Mustafà, “ma i vertici politici non correranno il rischio di una rottura diplomatica tanto grave con gli Stati Uniti”. Gli Usa hanno troppo a cuore la stabilità della regione per permettere un passo come l'indipendenza curda che genera molte preoccupazioni in Iran, in Siria e in Turchia, paesi dove vivono forti e discriminate minoranze curde che potrebbero restare pericolosamente affascinate dall'indipendenza curda. Per non perdere l'appoggio degli Usa (soprattutto economico), i due principali leader curdi, Jalal Talabani e Massud Barzani, un tempo acerrimi nemici, si sono alleati e si candidano alle elezioni con uno schieramento unico. “Voci di corridoio dicono che i due hanno fatto un patto”, sostiene Mustafà, “Talabani avrà un ruolo di prestigio nel nuovo governo iracheno e Barzani farà il governatore di un Kurdistan autonomo, ma non indipendente.

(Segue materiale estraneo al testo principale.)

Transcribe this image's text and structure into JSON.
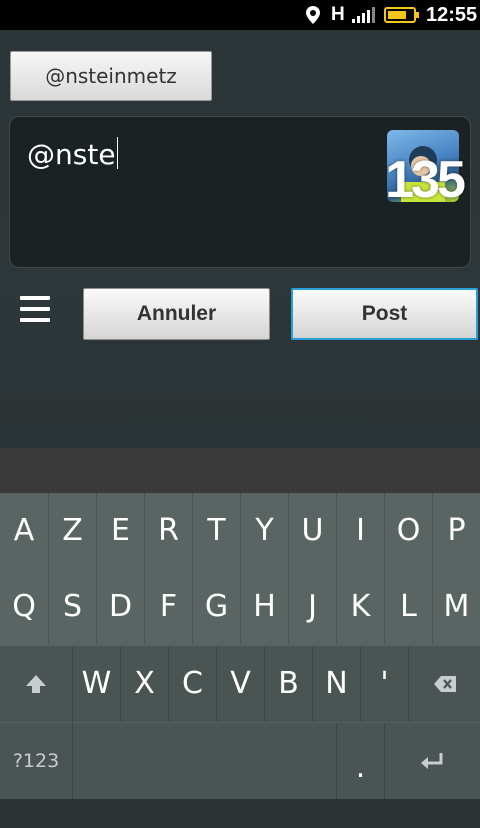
{
  "status_bar": {
    "network": "H",
    "time": "12:55",
    "icons": [
      "location-icon",
      "signal-icon",
      "battery-icon"
    ],
    "battery_color": "#f5c518"
  },
  "compose": {
    "mention_chip": "@nsteinmetz",
    "text": "@nste",
    "remaining_count": "135"
  },
  "actions": {
    "cancel_label": "Annuler",
    "post_label": "Post",
    "post_border_color": "#28a0d6"
  },
  "keyboard": {
    "row1": [
      "A",
      "Z",
      "E",
      "R",
      "T",
      "Y",
      "U",
      "I",
      "O",
      "P"
    ],
    "row2": [
      "Q",
      "S",
      "D",
      "F",
      "G",
      "H",
      "J",
      "K",
      "L",
      "M"
    ],
    "row3": [
      "W",
      "X",
      "C",
      "V",
      "B",
      "N",
      "'"
    ],
    "symbols_label": "?123",
    "period": "."
  }
}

Qui sono arrivati milioni di dollari, l'economia cresce e la bandiera curda sventola ovunque. Inoltre la partita per il petrolio curdo di Kirkuk e dintorni è ancora aperta. Contano di controllarlo loro, con il beneplacito degli Usa. Perchè mai dovrebbero permettere che tutto questo finisca?" La popolazione però non la pensa così e alcuni intellettuali nazionalisti hanno dato vita al Movimento per il Referendum. Arrivando a raccogliere milioni di firme per indire una consultazione che decida del futuro del Kurdistan: autonomia o indipendenza? Il movimento aveva chiesto che alle tre schede ne venisse aggiunta una quarta con un valore meramente consultivo. Ma non gli è stato permesso. Ma che i banchetti per la raccolta firme ci saranno lo stesso, anche se dovranno essere a non meno di 500 metri dai seggi elettorali. “Il rifiuto della consultazione è stato un atto di debolezza di Talabani e Barzani”, commenta Mustafà, “sanno che il referendum è il sogno di tutti, ma loro non vogliono scontentare nessuno. Non credo che la situazione possa degenerare, ma la base popolare degli autonomisti è molto forte”. Mentre l'Iraq si appresta allo storico voto, si profila una nuova grana per gli Usa. Una consultazione popolare nel Paese sta avendo successo, ma non è quella che interessa a Washington.